An interesting article in Wednesday's South Asia Times discusses the export from Pakistan of the manpower for the Great Jihad.
     From Australia to Europe to North America, a spate of arrests, trials and convictions has brought to the world's attention the growing threat posed by jihadis from Pakistan.
On June 5, the US Federal Bureau of Investigation (FBI) arrested a pair of Pakistani-Americans from the sleepy little farming town of Lodi, California. Hamid Hayat, 23, and his father, Umer Hayat, 47, were later charged with lying to the authorities regarding their connection with jihadi training camps. But the formal FBI affidavit contained the bombshell piece of information that the training camps in question were in Pakistan, not in the notorious tribal areas, but right outside the city of Rawalpindi, which also hosts the Pakistan army headquarters.
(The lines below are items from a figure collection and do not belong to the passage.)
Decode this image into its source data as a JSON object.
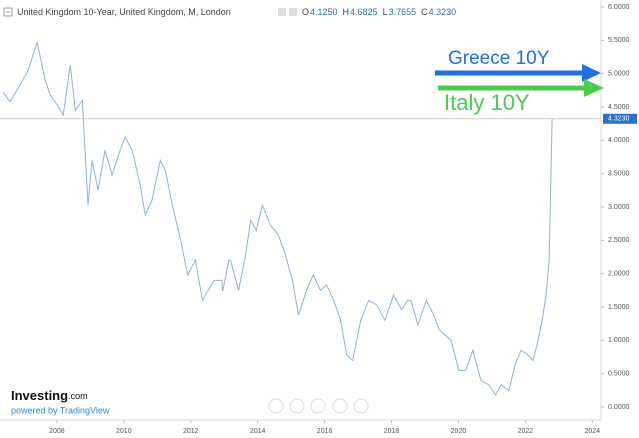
{
  "chart_data": {
    "type": "line",
    "legend_title": "United Kingdom 10-Year, United Kingdom, M, London",
    "ohlc": [
      {
        "key": "O",
        "value": "4.1250"
      },
      {
        "key": "H",
        "value": "4.6825"
      },
      {
        "key": "L",
        "value": "3.7655"
      },
      {
        "key": "C",
        "value": "4.3230"
      }
    ],
    "series": [
      {
        "color": "#8fb3dd",
        "x": [
          2006.39,
          2006.6,
          2006.9,
          2007.14,
          2007.41,
          2007.65,
          2007.8,
          2008.01,
          2008.19,
          2008.4,
          2008.55,
          2008.76,
          2008.93,
          2009.05,
          2009.23,
          2009.44,
          2009.65,
          2009.89,
          2010.04,
          2010.25,
          2010.49,
          2010.64,
          2010.84,
          2011.09,
          2011.24,
          2011.45,
          2011.7,
          2011.91,
          2012.14,
          2012.35,
          2012.69,
          2012.93,
          2012.95,
          2012.96,
          2013.14,
          2013.19,
          2013.43,
          2013.64,
          2013.79,
          2013.96,
          2014.14,
          2014.38,
          2014.62,
          2014.83,
          2015.04,
          2015.22,
          2015.46,
          2015.66,
          2015.88,
          2016.06,
          2016.27,
          2016.48,
          2016.66,
          2016.84,
          2017.08,
          2017.32,
          2017.56,
          2017.8,
          2018.06,
          2018.3,
          2018.48,
          2018.58,
          2018.79,
          2019.04,
          2019.26,
          2019.43,
          2019.78,
          2020.01,
          2020.22,
          2020.43,
          2020.67,
          2020.91,
          2021.11,
          2021.27,
          2021.51,
          2021.69,
          2021.87,
          2022.08,
          2022.23,
          2022.38,
          2022.5,
          2022.62,
          2022.71,
          2022.8
        ],
        "values": [
          4.72,
          4.58,
          4.83,
          5.05,
          5.47,
          4.9,
          4.68,
          4.53,
          4.38,
          5.13,
          4.45,
          4.6,
          3.03,
          3.7,
          3.25,
          3.85,
          3.48,
          3.85,
          4.05,
          3.85,
          3.33,
          2.88,
          3.1,
          3.7,
          3.55,
          3.03,
          2.5,
          1.98,
          2.2,
          1.6,
          1.9,
          1.9,
          1.75,
          1.75,
          2.2,
          2.2,
          1.75,
          2.28,
          2.8,
          2.65,
          3.03,
          2.73,
          2.58,
          2.28,
          1.9,
          1.38,
          1.75,
          1.98,
          1.75,
          1.83,
          1.6,
          1.3,
          0.78,
          0.7,
          1.3,
          1.6,
          1.53,
          1.3,
          1.68,
          1.46,
          1.6,
          1.6,
          1.23,
          1.6,
          1.38,
          1.16,
          1.0,
          0.55,
          0.55,
          0.85,
          0.4,
          0.33,
          0.18,
          0.33,
          0.25,
          0.63,
          0.85,
          0.78,
          0.7,
          1.0,
          1.3,
          1.68,
          2.2,
          4.323
        ]
      }
    ],
    "last_price": {
      "value": 4.323,
      "label": "4.3230"
    },
    "xlim": [
      2006.3,
      2024.26
    ],
    "xticks": [
      2008,
      2010,
      2012,
      2014,
      2016,
      2018,
      2020,
      2022,
      2024
    ],
    "ylim": [
      -0.195,
      6.105
    ],
    "yticks": [
      {
        "value": 0,
        "label": "0.0000"
      },
      {
        "value": 0.5,
        "label": "0.5000"
      },
      {
        "value": 1,
        "label": "1.0000"
      },
      {
        "value": 1.5,
        "label": "1.5000"
      },
      {
        "value": 2,
        "label": "2.0000"
      },
      {
        "value": 2.5,
        "label": "2.5000"
      },
      {
        "value": 3,
        "label": "3.0000"
      },
      {
        "value": 3.5,
        "label": "3.5000"
      },
      {
        "value": 4,
        "label": "4.0000"
      },
      {
        "value": 4.5,
        "label": "4.5000"
      },
      {
        "value": 5,
        "label": "5.0000"
      },
      {
        "value": 5.5,
        "label": "5.5000"
      },
      {
        "value": 6,
        "label": "6.0000"
      }
    ],
    "annotations": [
      {
        "text": "Greece 10Y",
        "color": "#1f6fe5"
      },
      {
        "text": "Italy 10Y",
        "color": "#4ccc4c"
      }
    ],
    "logo": "Investing",
    "logo_suffix": ".com",
    "powered_by": "powered by TradingView"
  }
}
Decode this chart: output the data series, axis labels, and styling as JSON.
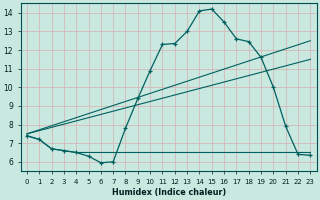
{
  "xlabel": "Humidex (Indice chaleur)",
  "ylabel": "",
  "bg_color": "#c8e8e0",
  "grid_color": "#d4b8b8",
  "line_color": "#006060",
  "xlim": [
    -0.5,
    23.5
  ],
  "ylim": [
    5.5,
    14.5
  ],
  "xticks": [
    0,
    1,
    2,
    3,
    4,
    5,
    6,
    7,
    8,
    9,
    10,
    11,
    12,
    13,
    14,
    15,
    16,
    17,
    18,
    19,
    20,
    21,
    22,
    23
  ],
  "yticks": [
    6,
    7,
    8,
    9,
    10,
    11,
    12,
    13,
    14
  ],
  "series1_x": [
    0,
    1,
    2,
    3,
    4,
    5,
    6,
    7,
    8,
    9,
    10,
    11,
    12,
    13,
    14,
    15,
    16,
    17,
    18,
    19,
    20,
    21,
    22,
    23
  ],
  "series1_y": [
    7.4,
    7.2,
    6.7,
    6.6,
    6.5,
    6.3,
    5.95,
    6.0,
    7.8,
    9.4,
    10.9,
    12.3,
    12.35,
    13.0,
    14.1,
    14.2,
    13.5,
    12.6,
    12.45,
    11.6,
    10.0,
    7.9,
    6.4,
    6.35
  ],
  "series2_x": [
    0,
    1,
    2,
    3,
    4,
    5,
    6,
    7,
    8,
    9,
    10,
    11,
    12,
    13,
    14,
    15,
    16,
    17,
    18,
    19,
    20,
    21,
    22,
    23
  ],
  "series2_y": [
    7.4,
    7.2,
    6.7,
    6.6,
    6.5,
    6.5,
    6.5,
    6.5,
    6.5,
    6.5,
    6.5,
    6.5,
    6.5,
    6.5,
    6.5,
    6.5,
    6.5,
    6.5,
    6.5,
    6.5,
    6.5,
    6.5,
    6.5,
    6.5
  ],
  "trend1_x": [
    0,
    23
  ],
  "trend1_y": [
    7.5,
    12.5
  ],
  "trend2_x": [
    0,
    23
  ],
  "trend2_y": [
    7.5,
    11.5
  ]
}
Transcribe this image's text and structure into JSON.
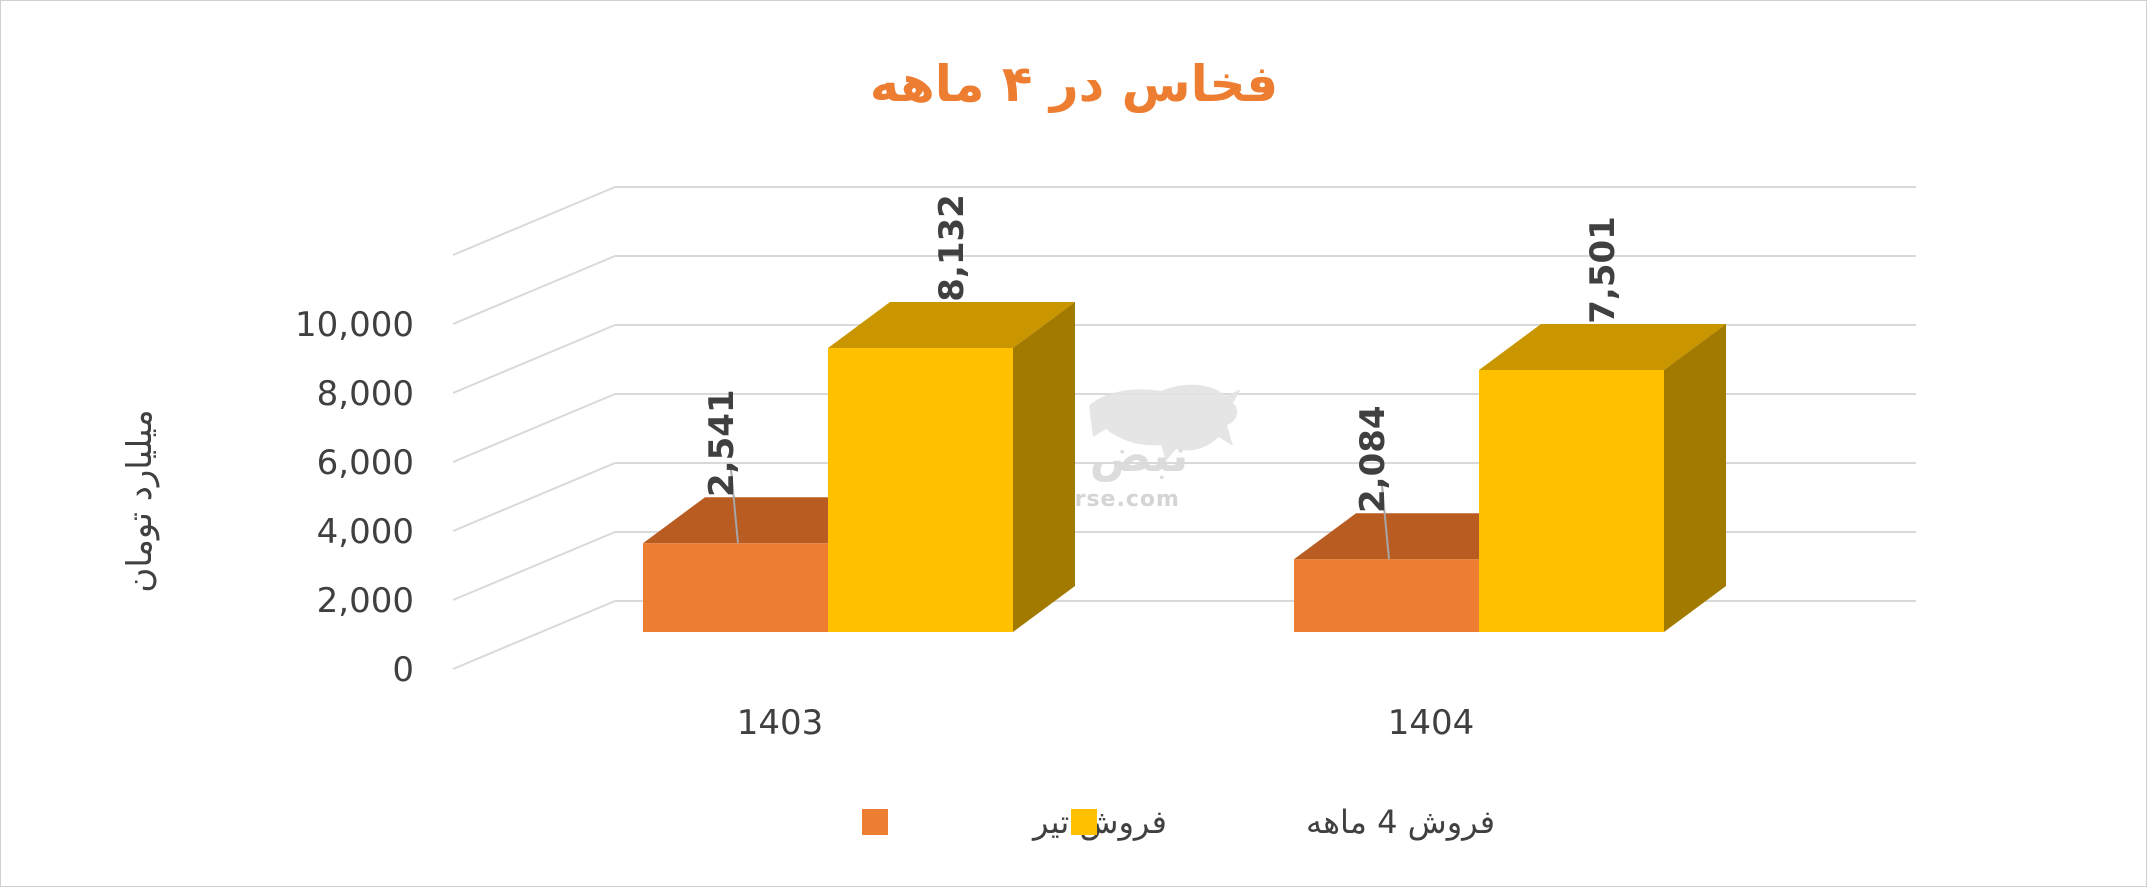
{
  "chart_data": {
    "type": "bar",
    "title": "فخاس در ۴ ماهه",
    "ylabel": "میلیارد تومان",
    "xlabel": "",
    "ylim": [
      0,
      10000
    ],
    "yticks": [
      0,
      2000,
      4000,
      6000,
      8000,
      10000
    ],
    "ytick_labels": [
      "0",
      "2,000",
      "4,000",
      "6,000",
      "8,000",
      "10,000"
    ],
    "categories": [
      "1403",
      "1404"
    ],
    "series": [
      {
        "name": "فروش تیر",
        "values": [
          2541,
          2084
        ],
        "labels": [
          "2,541",
          "2,084"
        ],
        "color": "#ed7d31",
        "top_color": "#b85c22"
      },
      {
        "name": "فروش 4  ماهه",
        "values": [
          8132,
          7501
        ],
        "labels": [
          "8,132",
          "7,501"
        ],
        "color": "#ffc000",
        "top_color": "#c99600",
        "side_color": "#a37a00"
      }
    ],
    "grid": true,
    "three_d": true,
    "legend_position": "bottom"
  },
  "watermark": {
    "text": "نبض بورس",
    "url": "nabzebourse.com",
    "icon": "bull-icon"
  }
}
These busy mujahedeen gathering and training in the terror camps are bound for locales all over the world, including the branch of Lashkar-e-Taiba here in Virginia:
     In 2003, American authorities broke up a terrorist cell in the state of Virginia. During the subsequent trial, six men pleaded guilty, while three more were convicted of terrorism-related charges. The men, belonging to various ethnic backgrounds, admitted to being members of Lashkar-e-Taiba (LeT), the notorious Pakistani Salafist group that is also active in Indian Kashmir. The US government released their indictment, which laid out the dates and periods when they went to Pakistan to train in LeT's camps.
An amusing detail is the Pakistani government’s version of the “I didn’t hit him, and besides he hit me first” defense:
     For its part, the Pakistani government denies that there are any terrorist camps in its territory. However, even Pakistan's Foreign Minister Khurshid Kasuri recently admitted during questioning that there were LeT terror camps in Pakistan, but insisted that the government had closed them down. The jihadi groups themselves, which still operate under new names despite being "banned", regularly publish magazines and newsletters that give out the phone numbers and addresses of their recruiters. Many former Pakistani officials have also pointed out that the Pakistan government's denials lack credibility. They note that Pakistan's continued support of Kashmir jihadi elements effectively torpedoes any chances of removing al-Qaeda from Pakistan, since jihadi groups do not tend to distinguish between Kashmir, Afghanistan and the West. "To these tanzeems [outfits], Hindus, Jews and Christians are all the same type of enemy," one Pakistani expert based in the West noted.
Note that the Pakistani official is echoing the assertion that we have been making here for so long: from the point of view of the Great Islamic Jihad, we are all kufr. Jews, Christians, Hindus, atheists — same thing.